Validation can also be conducted by complementary studies. For example, researchers could conduct studies on how users interact with NDS sources, such as Google or Twitter. These detailed studies would provide valuable information on potential biases and suggest mechanisms for improving the robustness of surveillance systems constructed from these NDS. The need for these focused studies again highlights the utility of collaboration of private sector companies, such as Google and Twitter, with researchers and public health practitioners. Recent efforts by Google and Twitter to better engage with the research community represents an important first step.

4 What is the future of NDS surveillance?

NDS should provide robust, long-term surveillance solutions. Even after EMR are at the fingertips of public health decision-makers and researchers, NDS will provide a snapshot of activity, which is unrelated to the medical encounter. Therefore, a critical first step when evaluating NDS for surveillance is determining what problems are likely to be short term and what problems are likely to be longer term. Again, clearly defined quantitative surveillance goals must be the most important components of NDS-driven systems.
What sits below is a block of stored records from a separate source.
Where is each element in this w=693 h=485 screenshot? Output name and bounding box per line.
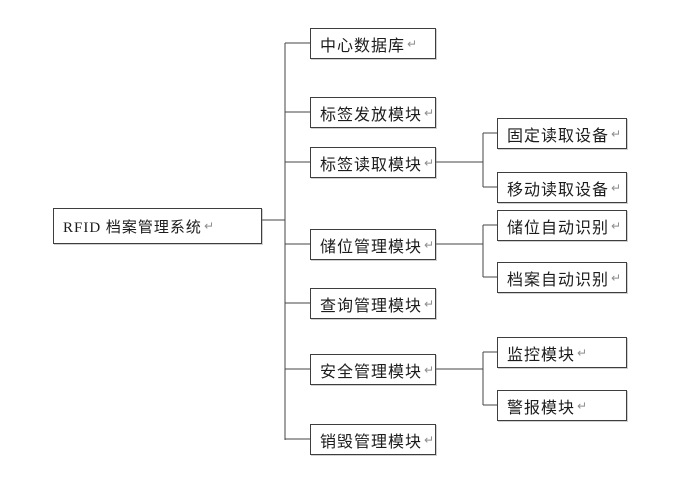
return-mark: ↵	[611, 180, 622, 195]
node-mobile-reader: 移动读取设备↵	[497, 172, 627, 203]
node-tag-issuing: 标签发放模块↵	[310, 97, 436, 128]
node-root: RFID 档案管理系统↵	[53, 208, 262, 244]
return-mark: ↵	[424, 296, 435, 311]
node-label: RFID 档案管理系统	[63, 219, 202, 236]
return-mark: ↵	[424, 155, 435, 170]
return-mark: ↵	[203, 219, 214, 233]
return-mark: ↵	[424, 362, 435, 377]
node-label: 储位管理模块	[320, 238, 423, 256]
node-storage-auto-id: 储位自动识别↵	[497, 210, 627, 241]
node-destruction-mgmt: 销毁管理模块↵	[310, 424, 436, 455]
node-storage-mgmt: 储位管理模块↵	[310, 229, 436, 260]
node-archive-auto-id: 档案自动识别↵	[497, 262, 627, 293]
node-central-database: 中心数据库↵	[310, 28, 436, 59]
node-label: 储位自动识别	[507, 219, 610, 237]
node-label: 监控模块	[507, 346, 576, 364]
node-alarm: 警报模块↵	[497, 390, 627, 421]
return-mark: ↵	[407, 36, 418, 51]
node-fixed-reader: 固定读取设备↵	[497, 118, 627, 149]
node-label: 档案自动识别	[507, 271, 610, 289]
node-label: 销毁管理模块	[320, 433, 423, 451]
node-label: 固定读取设备	[507, 127, 610, 145]
node-tag-reading: 标签读取模块↵	[310, 147, 436, 178]
node-label: 标签读取模块	[320, 156, 423, 174]
node-label: 警报模块	[507, 399, 576, 417]
return-mark: ↵	[424, 237, 435, 252]
node-label: 中心数据库	[320, 37, 406, 55]
node-label: 安全管理模块	[320, 363, 423, 381]
node-query-mgmt: 查询管理模块↵	[310, 288, 436, 319]
return-mark: ↵	[424, 105, 435, 120]
node-label: 移动读取设备	[507, 181, 610, 199]
return-mark: ↵	[611, 270, 622, 285]
return-mark: ↵	[577, 345, 588, 360]
return-mark: ↵	[611, 218, 622, 233]
node-label: 查询管理模块	[320, 297, 423, 315]
return-mark: ↵	[424, 432, 435, 447]
return-mark: ↵	[577, 398, 588, 413]
return-mark: ↵	[611, 126, 622, 141]
node-security-mgmt: 安全管理模块↵	[310, 354, 436, 385]
node-monitoring: 监控模块↵	[497, 337, 627, 368]
node-label: 标签发放模块	[320, 106, 423, 124]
A second important distinction is that surveillance needs, potential benefits, and general utility vary by country, region, and locality. For example, many state and local health agencies in the U.S. already have access to high-resolution, near real-time data for infectious diseases. In this case, local utility may be limited to understanding behavioral responses. These data are also useful, however, for validating these systems more generally. In regions where less data is available, the utility of models may be high but comprehensive evaluation may not be possible. Finally, both Internet and website (or app) penetration vary by geographic region.
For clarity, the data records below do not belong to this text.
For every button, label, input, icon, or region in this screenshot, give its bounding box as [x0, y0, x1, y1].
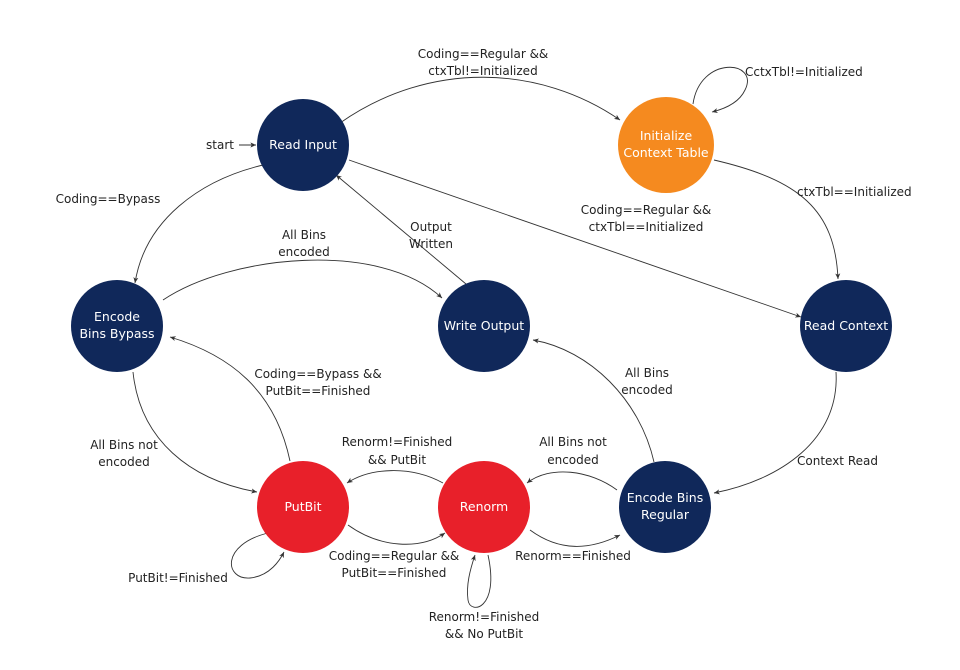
- label-putbit-to-bypass-line1: Coding==Bypass &&: [254, 367, 381, 381]
- label-renorm-to-regular: Renorm==Finished: [515, 549, 631, 563]
- state-encode-bins-regular-label-line1: Encode Bins: [627, 490, 703, 505]
- label-read-input-to-read-context-line1: Coding==Regular &&: [581, 203, 712, 217]
- edge-putbit-self: [230, 532, 285, 579]
- label-putbit-to-renorm-line2: PutBit==Finished: [342, 566, 447, 580]
- edge-write-output-to-read-input: [335, 174, 467, 285]
- state-encode-bins-bypass-label-line1: Encode: [94, 309, 140, 324]
- state-read-context: Read Context: [800, 280, 892, 372]
- label-regular-to-renorm-line2: encoded: [547, 453, 599, 467]
- state-renorm-label: Renorm: [460, 499, 508, 514]
- edges: [132, 66, 841, 608]
- label-read-input-to-read-context-line2: ctxTbl==Initialized: [589, 220, 704, 234]
- label-renorm-to-putbit-line2: && PutBit: [368, 453, 426, 467]
- state-encode-bins-bypass: Encode Bins Bypass: [71, 280, 163, 372]
- state-encode-bins-bypass-label-line2: Bins Bypass: [79, 326, 154, 341]
- state-read-context-label: Read Context: [804, 318, 888, 333]
- label-renorm-self-line2: && No PutBit: [445, 627, 524, 641]
- label-bypass-to-putbit-line2: encoded: [98, 455, 150, 469]
- label-putbit-self: PutBit!=Finished: [128, 571, 228, 585]
- label-init-to-read-context: ctxTbl==Initialized: [797, 185, 912, 199]
- edge-init-to-read-context: [713, 159, 841, 280]
- label-regular-to-write-output-line1: All Bins: [625, 366, 669, 380]
- label-read-input-to-init-line1: Coding==Regular &&: [418, 47, 549, 61]
- states: Read Input Initialize Context Table Read…: [71, 97, 892, 553]
- state-encode-bins-regular: Encode Bins Regular: [619, 461, 711, 553]
- label-regular-to-write-output-line2: encoded: [621, 383, 673, 397]
- label-renorm-self-line1: Renorm!=Finished: [429, 610, 540, 624]
- edge-bypass-to-write-output: [162, 259, 443, 301]
- label-write-output-to-read-input-line1: Output: [410, 220, 452, 234]
- label-regular-to-renorm-line1: All Bins not: [539, 435, 607, 449]
- label-bypass-to-putbit-line1: All Bins not: [90, 438, 158, 452]
- edge-bypass-to-putbit: [132, 371, 258, 494]
- edge-regular-to-renorm: [526, 471, 618, 491]
- label-init-self: CctxTbl!=Initialized: [745, 65, 863, 79]
- label-read-context-to-regular: Context Read: [797, 454, 878, 468]
- edge-renorm-to-putbit: [346, 470, 444, 484]
- label-write-output-to-read-input-line2: Written: [409, 237, 453, 251]
- state-putbit: PutBit: [257, 461, 349, 553]
- edge-init-self: [692, 66, 748, 114]
- state-read-input-label: Read Input: [269, 137, 337, 152]
- label-bypass-to-write-output-line1: All Bins: [282, 228, 326, 242]
- state-putbit-label: PutBit: [284, 499, 321, 514]
- edge-renorm-to-regular: [529, 529, 621, 547]
- state-encode-bins-regular-label-line2: Regular: [641, 507, 690, 522]
- label-putbit-to-bypass-line2: PutBit==Finished: [266, 384, 371, 398]
- state-write-output: Write Output: [438, 280, 530, 372]
- label-putbit-to-renorm-line1: Coding==Regular &&: [329, 549, 460, 563]
- label-renorm-to-putbit-line1: Renorm!=Finished: [342, 435, 453, 449]
- state-initialize-context-table: Initialize Context Table: [618, 97, 714, 193]
- edge-regular-to-write-output: [532, 338, 655, 463]
- edge-putbit-to-renorm: [347, 524, 446, 545]
- state-renorm: Renorm: [438, 461, 530, 553]
- edge-renorm-self: [467, 554, 492, 608]
- label-read-input-to-init-line2: ctxTbl!=Initialized: [428, 64, 537, 78]
- edge-putbit-to-bypass: [169, 336, 291, 462]
- state-write-output-label: Write Output: [444, 318, 524, 333]
- state-initialize-context-table-label-line1: Initialize: [640, 128, 693, 143]
- edge-labels: start Coding==Regular && ctxTbl!=Initial…: [56, 47, 912, 641]
- edge-read-input-to-bypass: [133, 164, 264, 284]
- edge-read-input-to-read-context: [348, 159, 802, 318]
- edge-read-input-to-init: [339, 76, 621, 124]
- label-bypass-to-write-output-line2: encoded: [278, 245, 330, 259]
- start-label: start: [206, 138, 234, 152]
- label-read-input-to-bypass: Coding==Bypass: [56, 192, 161, 206]
- edge-read-context-to-regular: [713, 371, 837, 495]
- state-read-input: Read Input: [257, 99, 349, 191]
- state-initialize-context-table-label-line2: Context Table: [623, 145, 709, 160]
Clearly, NDS cannot replace physician and laboratory data, though it can be used to augment the surveillance coming out of systems collecting that type of data. Furthermore, the need for model validation highlights the often-overlooked importance of maintaining traditional/existing systems in the existing NDS literature. Without these systems, it would be impossible to validate and update NDS-enabled systems.
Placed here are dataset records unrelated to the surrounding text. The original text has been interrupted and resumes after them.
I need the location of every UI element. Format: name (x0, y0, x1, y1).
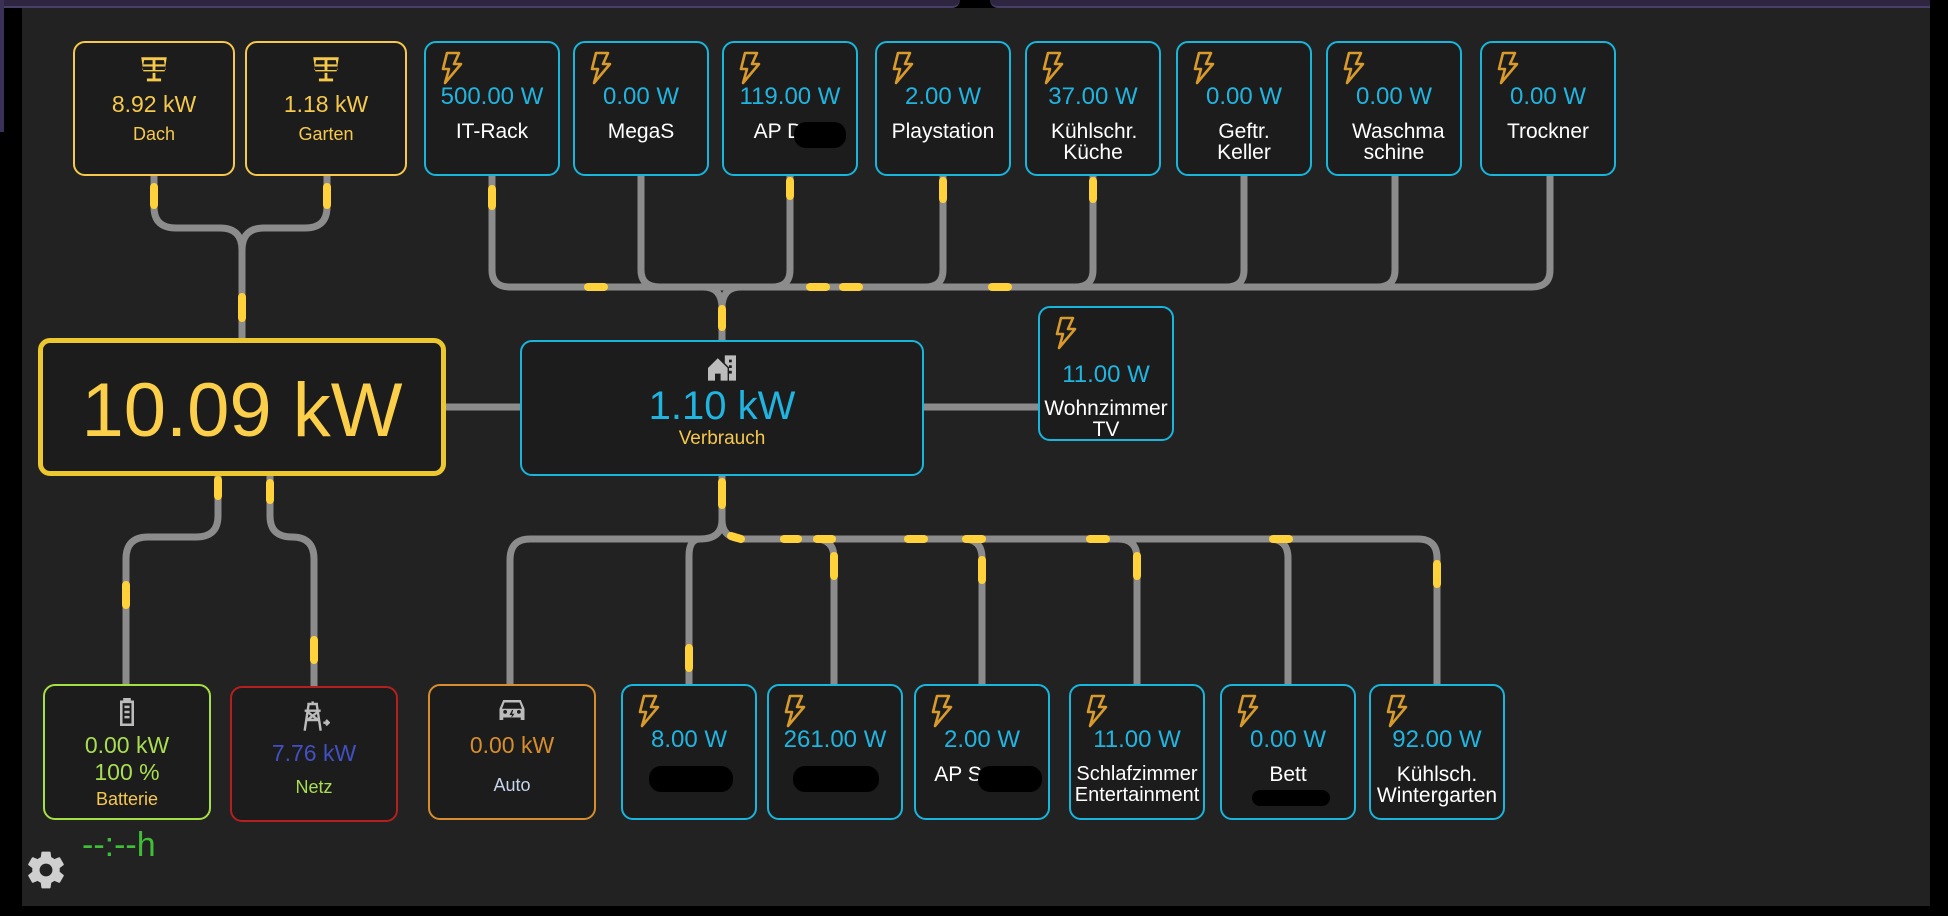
solar-garten-name: Garten (298, 124, 354, 144)
consumer-node-it-rack[interactable]: 500.00 W IT-Rack (424, 41, 560, 176)
consumer-value: 92.00 W (1392, 726, 1482, 753)
consumer-name: Schlafzimmer Entertainment (1074, 763, 1200, 806)
solar-node-garten[interactable]: 1.18 kW Garten (245, 41, 407, 176)
battery-node[interactable]: 0.00 kW 100 % Batterie (43, 684, 211, 820)
lightning-bolt-icon (784, 694, 806, 728)
consumer-value: 11.00 W (1062, 361, 1150, 388)
consumer-value: 8.00 W (650, 726, 728, 753)
top-bar-left (0, 0, 960, 8)
home-icon (708, 355, 736, 381)
consumer-node-wohnzimmer-tv[interactable]: 11.00 W Wohnzimmer TV (1038, 306, 1174, 441)
consumer-node-bottom-1[interactable]: 8.00 W (621, 684, 757, 820)
consumer-node-waschmaschine[interactable]: 0.00 W Waschma schine (1326, 41, 1462, 176)
redaction-mark (794, 122, 846, 148)
consumer-value: 119.00 W (739, 83, 841, 110)
battery-icon (120, 698, 134, 726)
consumer-value: 0.00 W (602, 83, 680, 110)
consumer-value: 0.00 W (1509, 83, 1587, 110)
time-remaining: --:--h (82, 826, 156, 864)
consumer-name: Playstation (891, 120, 995, 143)
consumer-value: 0.00 W (1205, 83, 1283, 110)
car-icon (499, 700, 525, 720)
left-strip (0, 0, 4, 132)
consumer-node-trockner[interactable]: 0.00 W Trockner (1480, 41, 1616, 176)
consumer-node-ap-d[interactable]: 119.00 W AP D (722, 41, 858, 176)
lightning-bolt-icon (638, 694, 660, 728)
lightning-bolt-icon (739, 51, 761, 85)
consumer-value: 500.00 W (440, 83, 544, 110)
lightning-bolt-icon (1042, 51, 1064, 85)
consumer-node-megas[interactable]: 0.00 W MegaS (573, 41, 709, 176)
lightning-bolt-icon (892, 51, 914, 85)
consumer-name: Bett (1269, 763, 1307, 786)
battery-value: 0.00 kW (84, 732, 170, 758)
consumer-value: 261.00 W (783, 726, 887, 753)
consumer-value: 2.00 W (904, 83, 982, 110)
consumer-name: Trockner (1506, 120, 1590, 143)
battery-name: Batterie (95, 789, 159, 809)
consumer-name: Kühlsch. Wintergarten (1376, 763, 1498, 807)
lightning-bolt-icon (590, 51, 612, 85)
consumer-node-ap-s[interactable]: 2.00 W AP S (914, 684, 1050, 820)
lightning-bolt-icon (1193, 51, 1215, 85)
redaction-mark (649, 766, 733, 792)
solar-panel-icon (313, 57, 339, 82)
consumer-node-kuehlschrank-wintergarten[interactable]: 92.00 W Kühlsch. Wintergarten (1369, 684, 1505, 820)
solar-panel-icon (141, 57, 167, 82)
consumer-node-playstation[interactable]: 2.00 W Playstation (875, 41, 1011, 176)
top-bar-right (990, 0, 1930, 8)
car-value: 0.00 kW (469, 732, 555, 758)
home-consumption-value: 1.10 kW (648, 384, 796, 428)
consumer-name: MegaS (607, 120, 675, 143)
consumer-value: 0.00 W (1355, 83, 1433, 110)
grid-node[interactable]: 7.76 kW Netz (230, 686, 398, 822)
solar-dach-name: Dach (132, 124, 176, 144)
lightning-bolt-icon (441, 51, 463, 85)
home-consumption-name: Verbrauch (678, 428, 766, 449)
grid-value: 7.76 kW (271, 740, 357, 766)
consumer-name: IT-Rack (455, 120, 529, 143)
redaction-mark (793, 766, 879, 792)
lightning-bolt-icon (1237, 694, 1259, 728)
solar-node-dach[interactable]: 8.92 kW Dach (73, 41, 235, 176)
consumer-name: Kühlschr. Küche (1051, 120, 1138, 164)
consumer-value: 11.00 W (1093, 726, 1181, 753)
car-node[interactable]: 0.00 kW Auto (428, 684, 596, 820)
consumer-value: 0.00 W (1249, 726, 1327, 753)
lightning-bolt-icon (1497, 51, 1519, 85)
consumer-node-schlafzimmer-entertainment[interactable]: 11.00 W Schlafzimmer Entertainment (1069, 684, 1205, 820)
consumer-name: AP S (934, 763, 982, 786)
consumer-value: 37.00 W (1048, 83, 1138, 110)
consumer-node-bett[interactable]: 0.00 W Bett (1220, 684, 1356, 820)
solar-garten-value: 1.18 kW (283, 91, 369, 117)
lightning-bolt-icon (1343, 51, 1365, 85)
redaction-mark (1252, 790, 1330, 806)
home-consumption-node[interactable]: 1.10 kW Verbrauch (520, 340, 924, 476)
solar-dach-value: 8.92 kW (111, 91, 197, 117)
consumer-name: Geftr. Keller (1217, 120, 1271, 164)
production-total-node[interactable]: 10.09 kW (38, 338, 446, 476)
lightning-bolt-icon (1386, 694, 1408, 728)
gear-icon[interactable] (24, 848, 68, 892)
car-name: Auto (493, 775, 531, 795)
consumer-node-kuehlschrank-kueche[interactable]: 37.00 W Kühlschr. Küche (1025, 41, 1161, 176)
consumer-name: AP D (753, 120, 803, 143)
consumer-name: Waschma schine (1352, 120, 1445, 164)
lightning-bolt-icon (1086, 694, 1108, 728)
battery-percent: 100 % (94, 759, 160, 785)
grid-name: Netz (295, 777, 333, 797)
lightning-bolt-icon (1055, 316, 1077, 350)
consumer-name: Wohnzimmer TV (1044, 397, 1168, 441)
consumer-node-gefrierschrank-keller[interactable]: 0.00 W Geftr. Keller (1176, 41, 1312, 176)
consumer-value: 2.00 W (943, 726, 1021, 753)
consumer-node-bottom-2[interactable]: 261.00 W (767, 684, 903, 820)
power-pylon-icon (303, 701, 330, 731)
redaction-mark (978, 766, 1042, 792)
lightning-bolt-icon (931, 694, 953, 728)
production-total-value: 10.09 kW (81, 368, 403, 453)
As a community of researchers and public health decision makers, we must decide on how to proceed. Specifically, we must ensure stability and robustness of these NDS-based systems. Pure research is important, but if our goal is to design systems to support public health decisions, they must achieve a higher level of stability. Peer review of systems must carefully evaluate validation relative to established surveillance systems. This of course gives rise to the open question of who should be responsible for funding and maintaining these new systems. The future success of these efforts hinges on building and maintaining collaborations between private-sector, public health agencies, and academics. Finally, while the field has been critical of Google and GFT, it is because we are able to criticize: No other NDS-based system had continuously provided public health predictions for as long as GFT, many NDS surveillance systems had not been as carefully evaluated [6, 1820], and fewer still had been implemented prospectively. Despite the recent cessation of GFT, Google provided a living system for NDS surveillance. Next generation surveillance systems using NDS hold great promise for improving the health of our global society. Realizing their potential will require more rigorous standards of validation and improved collaboration between researchers in academia, the private sector, and public health.